This sauce is so easy to make and great on almost anything! Burgers, eggs, polenta, pizza, sandwiches . . . the possibilities go on. I first discovered piquillo peppers while visiting Spain a few years back. They are a small red sweet pepper grown throughout Northern Spain. The name means ‘little beak’ and refers to their small pointed shape. In Spain, they’re roasted over embers and deseeded and peeled by hand before being jarred and sold. I found them in various dishes, most often stuffed with things like meat, seafood, or cheeses. They have a pleasant, sweet, red pepper bite without being spicy.

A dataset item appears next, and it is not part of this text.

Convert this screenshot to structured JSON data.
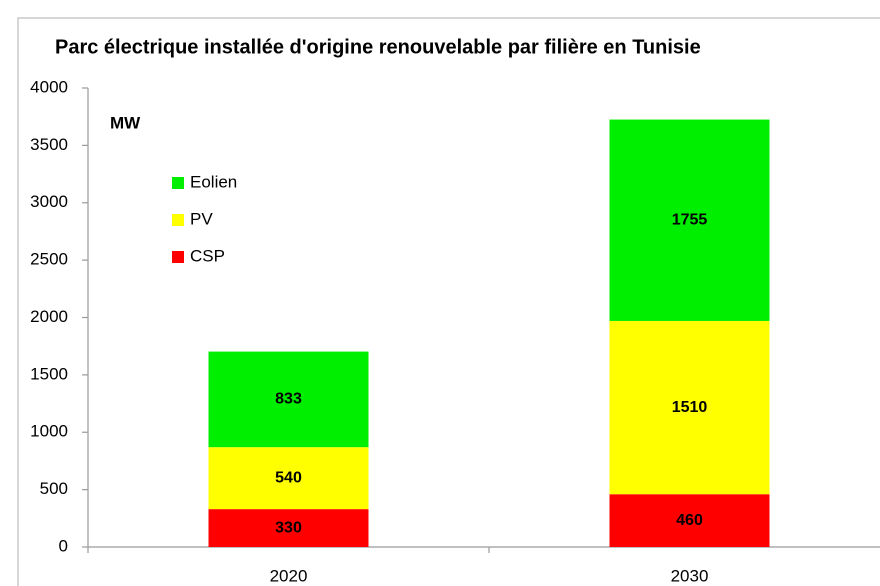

You can find them here imported from Spain and Italy jarred in water. Be sure to drain the water off before using them. If you can’t find jarred piquillos, feel free to use jarred roasted red bell peppers, or bell peppers that you roast, peel, and de-seed on your own.
Piquillo Pepper Sauce
- 1 cup roasted piquillo peppers (1 10-ounce jar in liquid)
- 1 clove garlic
- 1 small shallot
- 2.5 tablespoons extra virgin olive oil
- 3.5 tablespoons red wine vinegar
- 1/2 teaspoon salt
- food processor or blender
Drain the piquillo peppers, and rinse them briefly under water. Pat them dry. Peel and roughly chop the garlic and shallot. No need to be precise here – you’re just going to puree them.
Combine everything in a food processor and puree until smooth.
Serve immediately or keep refrigerated until ready to use.